No Show: 63. Festival de Cannes

VON Dr. Wolf SiegertZUM Mittwoch Letzte Bearbeitung: 16. Januar 2015 um 01 Uhr 02 Minuten

 

Nein, die Zeit vom 12. Mai - 23. Mai 2010 wird nicht auf dem Filmfestival in Cannes verbracht werden können. Die 10 Extra Tage in Kalifornien haben dieses Vorhaben zunichte gemacht.

Selbst dieses Brückentage - die fast jede(r) hier als ein verlängertes Wochenende wie selbstverständlich für sich in Anspruch nimmt,
- wird angesichts dieser Pflicht zur Nacharbeit nicht für die Freizeit genutzt werden können.

Mit dem Streichen des Rückfluges aus den USA waren urplötzlich 10 Tage "freie" Zeit in Anschlag gebracht worden. Und die nach dieser Nachricht eintreffenden Reaktionen und Ideen waren zunächst ebenso irritierend wie mannigfach gewesen. Und die Entscheidung diesen Zufall als eine "Gunst der Stunde" zu nutzen ebenfalls.

Die Idee, aus Anlass dieses Ereignisses in aller Schnelle ein Buch mit Zeit-Zeugnissen zusammenzustellen, in der die "Vulkan-Asche-Opfer" berichten, wurde allerdings verworfen. [1]

Stattdessen werden diese Tage genutzt, um mit einer Filmhochschule über die eigene Zukunft zu reden, in einer Kunsthochschule den Namen der Künstlerin-Mutter zur Geltung zu bringen und mit einer weiteren Kunsthochschule für die Umsetzung eines Filmprojektes, das für 2011 mit einem öffentlich-rechtlichen Sender vorbereitet wird.

Wir werden uns das Festival in Cannes stattdessen im Netz anschauen.

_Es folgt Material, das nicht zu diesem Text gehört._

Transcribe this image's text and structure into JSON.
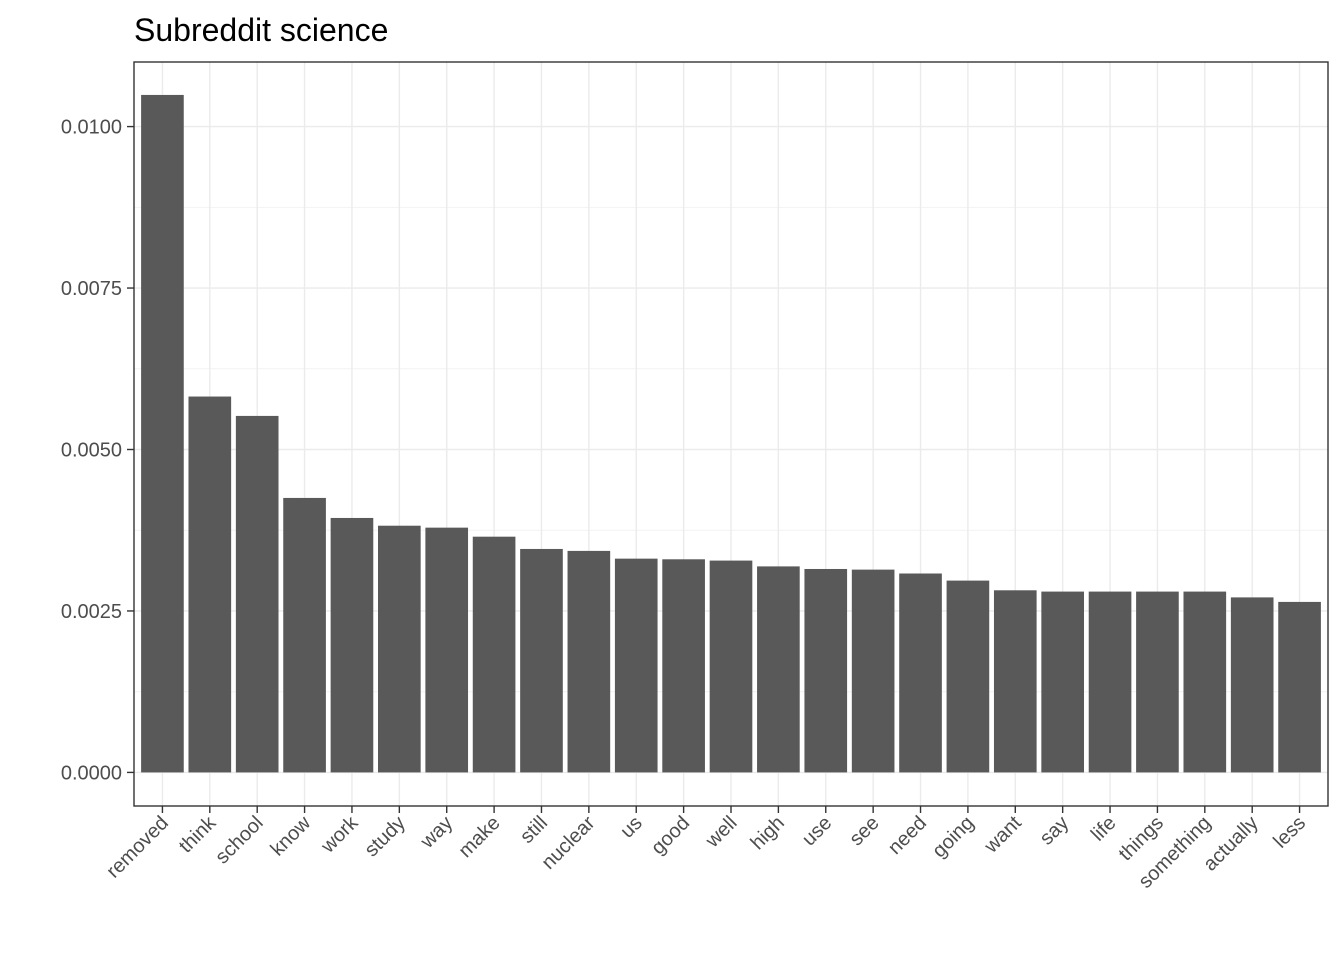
{
  "chart_data": {
    "type": "bar",
    "title": "Subreddit science",
    "xlabel": "",
    "ylabel": "",
    "categories": [
      "removed",
      "think",
      "school",
      "know",
      "work",
      "study",
      "way",
      "make",
      "still",
      "nuclear",
      "us",
      "good",
      "well",
      "high",
      "use",
      "see",
      "need",
      "going",
      "want",
      "say",
      "life",
      "things",
      "something",
      "actually",
      "less"
    ],
    "values": [
      0.01049,
      0.00582,
      0.00552,
      0.00425,
      0.00394,
      0.00382,
      0.00379,
      0.00365,
      0.00346,
      0.00343,
      0.00331,
      0.0033,
      0.00328,
      0.00319,
      0.00315,
      0.00314,
      0.00308,
      0.00297,
      0.00282,
      0.0028,
      0.0028,
      0.0028,
      0.0028,
      0.00271,
      0.00264
    ],
    "ylim": [
      -0.00052,
      0.011
    ],
    "yticks": [
      0.0,
      0.0025,
      0.005,
      0.0075,
      0.01
    ],
    "ytick_labels": [
      "0.0000",
      "0.0025",
      "0.0050",
      "0.0075",
      "0.0100"
    ],
    "grid": true,
    "bar_color": "#595959"
  }
}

Und dieses Jahr dazu nicht einmal Online eigenen Beitrag einspielen. Denn nachdem mit "UP" im letzten Jahr die 3D-Welle auch an die Mittelmeergestaden Europas geschwappt ist, wird es nun darum gehen, was zu diesem Thema auch in Deutschland geleistet werden wird und kann.

Wohlwissen, dass die Wieder-Entdeckung einer dritten Dimension im Kinos der Anfang des Endes der Leinwand als Referenzebene des Films ist.

Das was man im Englischen so gerne als das "immersive Experience" bezeichnet bedeutet faktisch, dass mit der Stipulation des räumlichen Sehens die Leinwand als "Wand" durchbrochen wurde, dass damit ein alter Traum wirkkräftig umgesetzt wird, wonach die Schauspieler und Handlungsträge aus dem Film in den Zuschauerraum hinaus bzw. in diesen hineintreten.

Wohlwissend, dass ein solche Erfahrung dem Drehbuch eines Holodecks vorbehalten seien und bleiben wird, ist dieser erweiterte Wirkungsraum der Film-Kunst eine künstliche Erweiterung des Bildraumes - aber noch lange nicht seine Durchdringung.

Mit dem 3D-Kino wird die Wirklichkeit keineswegs wieder wirklicher, sondern die Illusion von dieser Wirklichkeit noch perfekter. Das ist ein Fortschritt und ein Manko zugleich.

Mag es auch zur Zeit noch zu früh sein, über die Mängel dieses Mankos zu sprechen - spätestens wenn das 3D Angebot an sich nicht mehr als Kassenschlager ziehen wird, wird die Diskussion über diesen Punkt einsetzen.

Und erste danach wird - vielleicht - begriffen werden können, dass diese mit den Mitteln digitaler Technik neu erstellte Räumlichkeit etwas mit dem Bedürfnis zu tun hat, einen "Ersatz" zu finden für die Fragmentalisierung von Linearität und Kontinuität, von Raum und Zeit in der Folge des Einsatzes dieser digitalen Technik.

Aber bis dahin wird noch viele weitere Film-Festivals gegeben haben, auf denen Überlegungen wie diese noch keinen Raum haben werden.

WS.

Anmerkungen

[1Und es wird umso spannender sein wer und welcher Verlag einen solchen Titel auf der Buchmesse in Frankfurt auf den Markt werfen wird.